In this occasional series, we talk to plein air artists about a piece of art that inspired them when they were young. This week, Steven James Petruccio, a painter based in New York State, discusses an image he pored over as a child, and now sees every day in his home.

Lead Image: “Christina’s World,” by Andrew Wyeth, 1948, tempera on panel, 32 1/4 x 47 3/4 in. Collection of the Museum of Modern Art, New York, New York

When we asked Petruccio about an early influence, “I didn’t even have to think,” he says. “Andrew Wyeth’s ‘Christina’s World’ was the painting that did it for me, set me off in a number of directions.” Petruccio grew up in an artist’s home in Brooklyn, but art was treated like a job in his household — his dad worked as an art director, airbrushing images. Petruccio was much more concerned with comic books. Then he came across a book in his home about Andrew Wyeth and the Olson family. Among the color plates was “Christina’s World,” one of the most iconic American paintings of the last century.

“I knew nothing about Andrew Wyeth,” says Petruccio. “I knew comic books. But there was something about that painting — the figure had an almost a Frank Frazetta pose to me. That heroic pose appealed to me. I read soon after about what the painting was really about.”

Andrew Wyeth may have provided the fork in Petruccio’s road, but N.C. Wyeth was his next stop. “I looked up the name ‘Wyeth’ and learned about N.C.,” says Petruccio. “Suddenly, I didn’t want to be a comic book artist anymore. I wanted to be an illustrator. I still loved ‘Christina’s World.’ Andrew’s work had a different emotional quality, but it still had that heroic aspect to it. And learning more about the story behind the painting, Christina became a heroic figure again.” Petruccio immersed himself in the work and teachings of Burne Hogarth and Andrew Loomis, and the lessons in Michelangelo’s work.

Decades later, Petruccio finds one primary, and very different, lesson in “Christina’s World.”
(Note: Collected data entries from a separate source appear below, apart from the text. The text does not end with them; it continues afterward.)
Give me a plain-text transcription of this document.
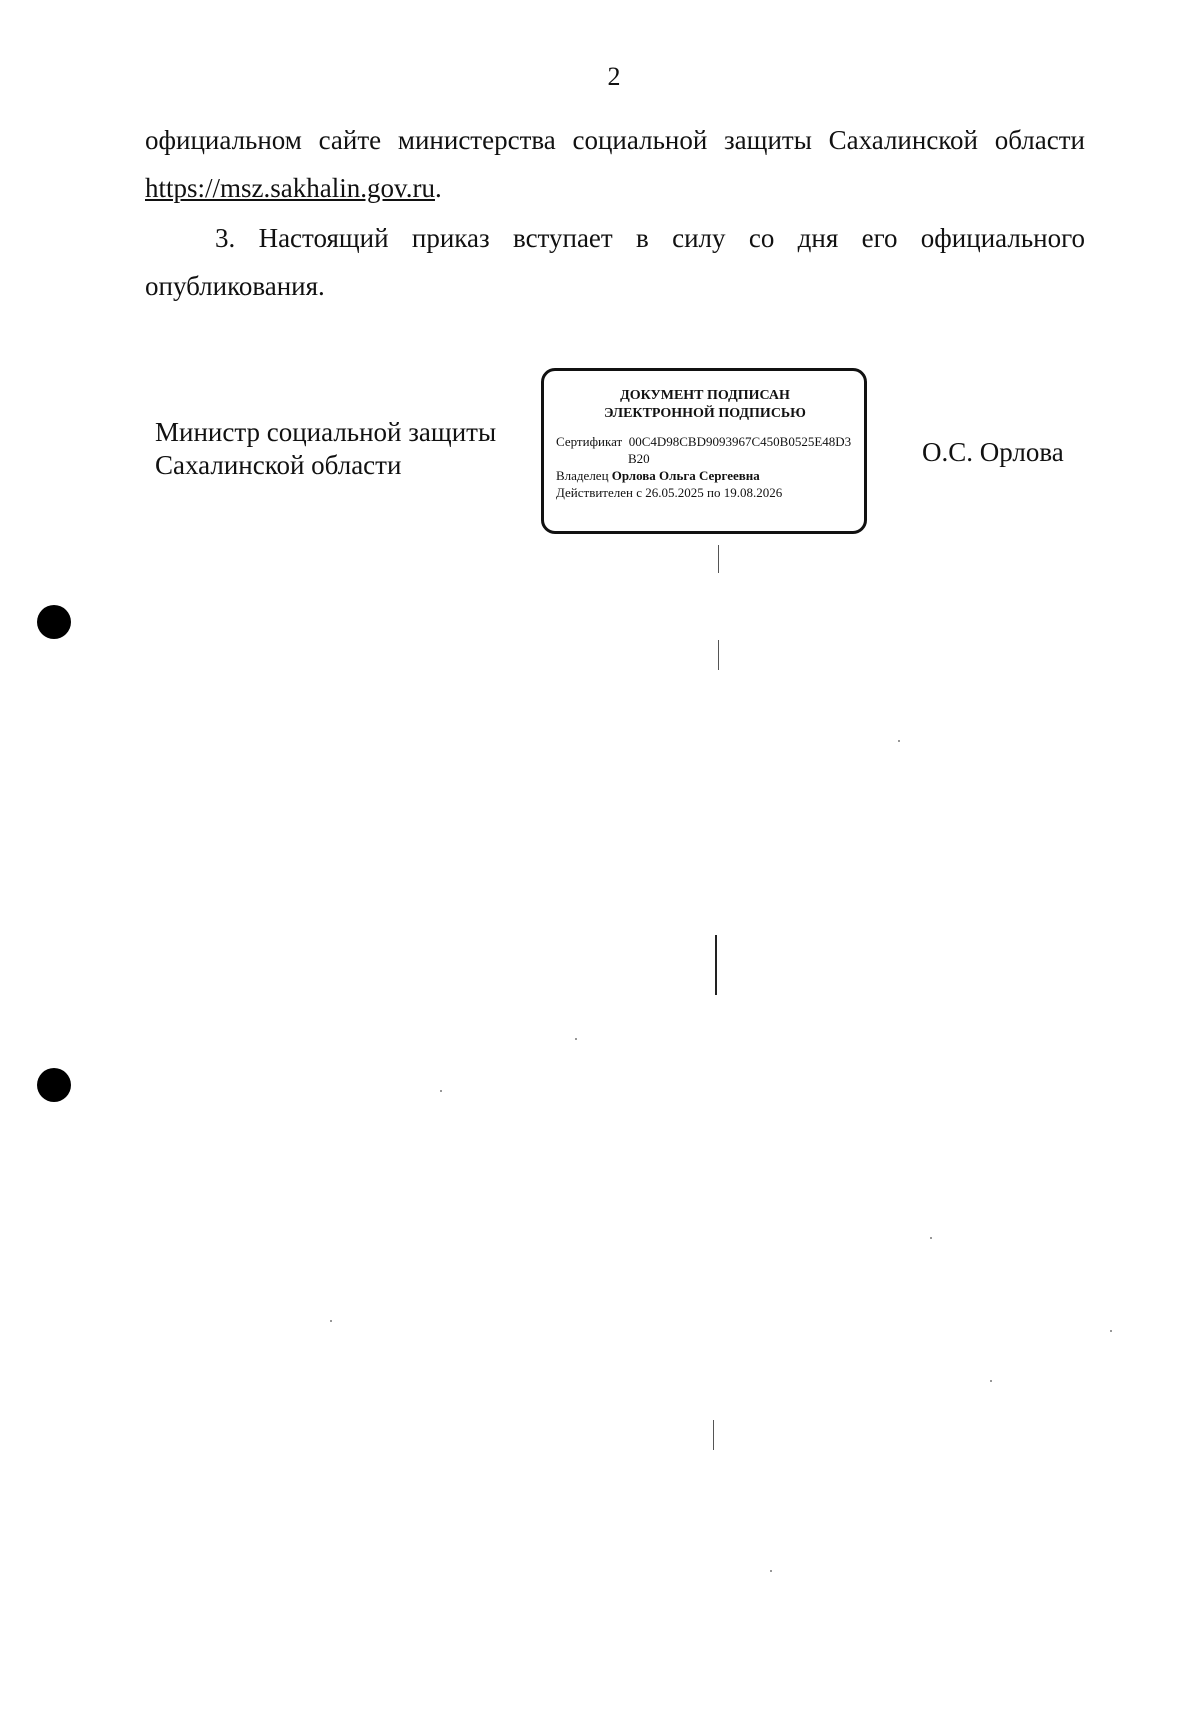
2
официальном сайте министерства социальной защиты Сахалинской области https://msz.sakhalin.gov.ru.
3. Настоящий приказ вступает в силу со дня его официального опубликования.
Министр социальной защиты
Сахалинской области
ДОКУМЕНТ ПОДПИСАН
ЭЛЕКТРОННОЙ ПОДПИСЬЮ
Сертификат 00C4D98CBD9093967C450B0525E48D3
B20
Владелец Орлова Ольга Сергеевна
Действителен с 26.05.2025 по 19.08.2026
О.С. Орлова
“I look at it now on a totally different level,” he says. “I look at the abstract quality of the work. The technique is great, but the question that Wyeth seemed to ask was, ‘What is just enough?’ So now, when I paint, I ask myself, what do I really need? It’s sensory overload out there when you are plein air painting. I have to focus on what is important to me today. I still have a print of ‘Christina’s World’ hanging in my home. For me, that painting is about saying a lot with so little.”